La madre si risposò nel 1806 ma morì l'anno dopo, e dei tre figli si presero cura gli zii paterni. Giuseppe Gioachino dovette interrompere gli studi per impiegarsi in brevi e mal retribuiti lavori di computista, e impartendo qualche lezione privata. Ottenne anche salario e alloggio nel 1812 presso il principe Stanislao Poniatowsky, ma fu licenziato l'anno dopo per aver avuto dei contrasti con l'amante del principe, Caterina Beloch.

Giuseppe G. aveva intanto cominciato le sue prime prove poetiche e letterarie. Nel 1805 aveva scritto le ottave La Campagna, un componimento scolastico sulla bellezza della natura, e l'anno dopo una Dissertazione intorno la natura e utilità delle voci, poco più di un sunto del Saggio sull'origine delle conoscenze umane di Condillac, laddove si tratta del linguaggio quale elemento espressivo di mediazione tra la sensazione e il pensiero. Altri suoi scritti su alcuni fenomeni naturali, pur privi di qualunque importanza scientifica, danno testimonianza della sua curiosità e della serietà del suo spirito di osservazione. Nel 1807 scrisse le Lamentazioni, poemetto di nove canti in versi sciolti, con atmosfere notturne, e la Battaglia celtica, entrambe a imitazione del Cesarotti, allora in gran voga, mentre La Morte della Morte, del 1810, è un poemetto scherzoso in ottave, scritto a imitazione del Berni.

Nel 1812 Belli entrò, con il nome di Tirteo Lacedemonio nell' «Accade-mia degli Elleni», un istituto filo-francese fondato nel 1805 che nel 1813 subì una scissione che portò alla fondazione dell'«Accademia Tiberina», della quale fece parte anche il Belli. La nuova Accademia comprendeva gli oppositori dell'Impero di diverse tendenze - dai liberali ai clericali - e suoi membri furono nel tempo anche Mauro Cappellari, il futuro papa Gregorio XVI, e il principe Metternich.

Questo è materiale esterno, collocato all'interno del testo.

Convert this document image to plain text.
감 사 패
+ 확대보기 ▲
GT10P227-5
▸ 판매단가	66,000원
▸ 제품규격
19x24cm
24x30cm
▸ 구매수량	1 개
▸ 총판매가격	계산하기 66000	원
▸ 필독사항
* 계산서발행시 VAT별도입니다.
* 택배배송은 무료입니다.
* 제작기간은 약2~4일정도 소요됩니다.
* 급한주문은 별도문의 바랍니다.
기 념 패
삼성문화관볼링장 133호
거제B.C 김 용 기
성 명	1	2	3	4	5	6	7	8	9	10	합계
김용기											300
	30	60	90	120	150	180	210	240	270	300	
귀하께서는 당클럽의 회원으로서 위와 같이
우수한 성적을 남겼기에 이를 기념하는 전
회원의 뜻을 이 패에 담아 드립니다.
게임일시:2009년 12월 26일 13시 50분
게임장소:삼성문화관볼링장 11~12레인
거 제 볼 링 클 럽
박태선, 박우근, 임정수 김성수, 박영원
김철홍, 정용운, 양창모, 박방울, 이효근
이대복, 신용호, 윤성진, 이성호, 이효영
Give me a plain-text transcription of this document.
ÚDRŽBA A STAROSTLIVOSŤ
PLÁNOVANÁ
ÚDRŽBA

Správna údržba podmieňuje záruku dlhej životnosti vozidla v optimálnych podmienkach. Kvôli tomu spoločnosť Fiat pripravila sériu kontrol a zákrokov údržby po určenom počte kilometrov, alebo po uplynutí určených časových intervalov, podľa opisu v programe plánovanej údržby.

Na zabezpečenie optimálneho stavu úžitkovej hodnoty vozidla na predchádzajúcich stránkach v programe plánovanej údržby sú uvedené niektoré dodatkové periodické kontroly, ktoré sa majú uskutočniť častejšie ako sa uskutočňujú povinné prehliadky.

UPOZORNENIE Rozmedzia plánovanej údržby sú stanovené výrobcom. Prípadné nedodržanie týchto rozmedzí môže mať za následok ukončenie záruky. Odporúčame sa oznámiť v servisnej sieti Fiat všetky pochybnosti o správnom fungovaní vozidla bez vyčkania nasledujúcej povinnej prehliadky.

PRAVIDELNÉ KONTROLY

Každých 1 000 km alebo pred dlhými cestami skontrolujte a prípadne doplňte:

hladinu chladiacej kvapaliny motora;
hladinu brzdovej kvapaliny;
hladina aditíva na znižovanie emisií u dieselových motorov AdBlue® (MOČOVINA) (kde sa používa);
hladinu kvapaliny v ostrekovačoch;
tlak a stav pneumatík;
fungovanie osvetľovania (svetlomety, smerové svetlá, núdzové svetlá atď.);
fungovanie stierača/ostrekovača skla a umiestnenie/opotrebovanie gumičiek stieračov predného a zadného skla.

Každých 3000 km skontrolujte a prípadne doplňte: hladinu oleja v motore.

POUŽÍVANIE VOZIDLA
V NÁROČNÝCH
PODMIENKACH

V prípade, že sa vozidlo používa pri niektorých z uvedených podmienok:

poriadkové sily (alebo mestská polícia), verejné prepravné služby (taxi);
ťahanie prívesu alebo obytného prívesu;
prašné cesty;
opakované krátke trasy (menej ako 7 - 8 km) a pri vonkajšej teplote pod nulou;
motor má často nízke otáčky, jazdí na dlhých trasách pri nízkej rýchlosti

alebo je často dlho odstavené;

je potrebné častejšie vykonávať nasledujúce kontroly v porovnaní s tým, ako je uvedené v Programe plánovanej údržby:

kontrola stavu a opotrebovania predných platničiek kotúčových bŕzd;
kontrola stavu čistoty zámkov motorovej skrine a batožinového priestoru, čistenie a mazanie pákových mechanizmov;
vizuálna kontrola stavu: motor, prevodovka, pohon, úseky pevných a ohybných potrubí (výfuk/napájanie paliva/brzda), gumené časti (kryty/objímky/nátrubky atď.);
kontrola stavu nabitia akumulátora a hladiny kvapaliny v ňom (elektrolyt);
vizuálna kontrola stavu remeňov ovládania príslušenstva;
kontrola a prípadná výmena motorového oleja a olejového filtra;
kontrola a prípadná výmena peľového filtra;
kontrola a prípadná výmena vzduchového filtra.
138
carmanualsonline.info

Il 1812 è anche l'anno del poemetto di due canti in terzine, d'imitazione del Monti, Il convito di Baldassare ultimo re degli Assirj, de Il Diluvio universale e poi de L'Eccidio di Gerusalemme, de La sconfitta de' Madianiti e dei Salmi tradotti in versi sciolti, oltre a sonetti dedicati all'amico Francesco Spada. Dal 1815 si occupò anche di teatro, pubblicando le farse I finti commedianti e Il tutor pittore, e il dramma I fratelli alla prova, traduzione di un'opera di Benoît Pelletier-Volméranges. Nel 1816 pubblicò le terzine de La Pestilenza stata in Firenze l'anno di nostra salute MCCCXLVIII e nel 1817 A Filippo Pistrucci Romano. Il 1818 vide il suo ingresso nell'«Accademia dell'Arcadia» con il nome di Linarco Dirceo.

Il 12 settembre 1816 il Belli, che il mese precedente aveva ottenuto un impiego all'Ufficio del Registro, sposò Maria Conti (1780-1837), una vedova benestante, proprietaria di terre in Umbria, e i due coniugi si stabilirono in casa Conti a Palazzo Poli, presso la fontana di Trevi. Libero da assilli economici, il Belli poté iniziare una serie di viaggi che lo portarono a visitare Venezia, Napoli, Firenze e, fondamentale per il suo sviluppo artistico, Milano, che visitò nell'agosto del 1827 - dopo aver dato le dimissioni dal suo impiego statale - e vi si trattenne a lungo, ospite di un amico, l'architetto Giacomo Moraglia. A Milano, dove tornò in altre due occasioni, nel 1828 e nel 1829, conobbe le opere di Carlo Porta, e comprese la dignità artistica del dialetto e la forza satirica che il realismo popolare era capace di esprimere.

Dell'Accademia fu segretario e dal 1850 presidente. In questa veste fu responsabile della censura artistica e come tale si trovò a vietare la diffusione delle opere di William Shakespeare.

Morì nel 1863, a causa di un colpo apoplettico. Aveva disposto nel testamento che tutte le sue opere venissero bruciate, ma il figlio decise di non rispettare la volontà paterna, consentendo così che fossero conosciute. Il pronipote e artista, Guglielmo Janni, ne racconterà vita e opere in un opus monumentale di 10 volumi dattiloscritti.

I sonetti

« Io ho deliberato di lasciare un monumento di quello che oggi è la plebe di Roma.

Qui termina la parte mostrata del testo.